Python Lesson 3: Your First Python Program
You have Python installed. Now write real code. The tradition in programming is to start with “Hello, World!” — a simple program that proves everything works.
The Hello World Program
print("Hello, World!")
One line. Run it and see Hello, World! on your screen. That is your first program.
Understanding print()
print() is a function — a command that tells Python to display text on screen.
print("Hello!") # Hello!
print("I am learning Python") # I am learning Python
print(42) # 42
print(3.14) # 3.14
print("Text", "more text") # Text more text
Comments — Notes for Humans
Lines starting with # are comments. Python ignores them. Use them to explain your code.

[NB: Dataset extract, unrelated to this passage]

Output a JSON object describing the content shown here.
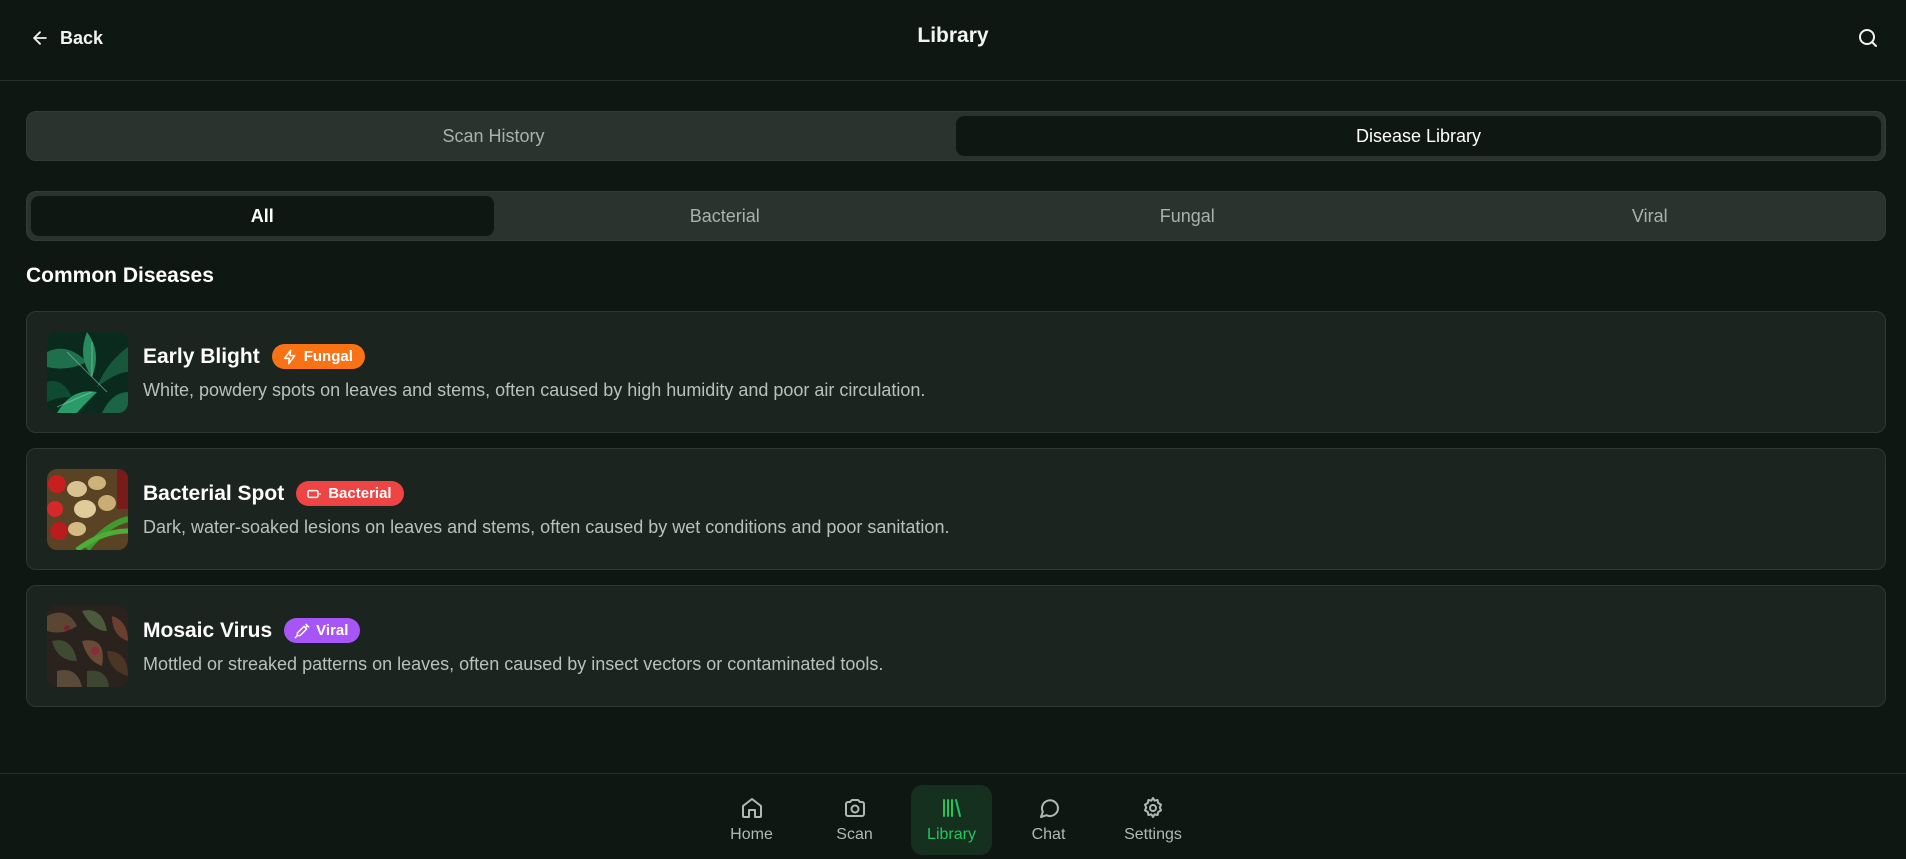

# This is a comment — Python ignores this
print("This runs") # comment can go after code
# Always write comments for your future self!
# What does this code do and why?
Errors Are Normal
Every programmer sees errors every day. Do not fear them — errors are Python telling you exactly what to fix.
# Wrong — missing closing quote
print("Hello)
# SyntaxError: EOL while scanning string literal
# Correct
print("Hello") # always close quotes
🏋️ Practice Task
Write a program with 3 print() statements: (1) your full name, (2) what you do, (3) why you want to learn Python. Add a comment above each line explaining what it prints.
💡 Hint: Each print() goes on its own line. Comments start with #. Run with F5 in VS Code.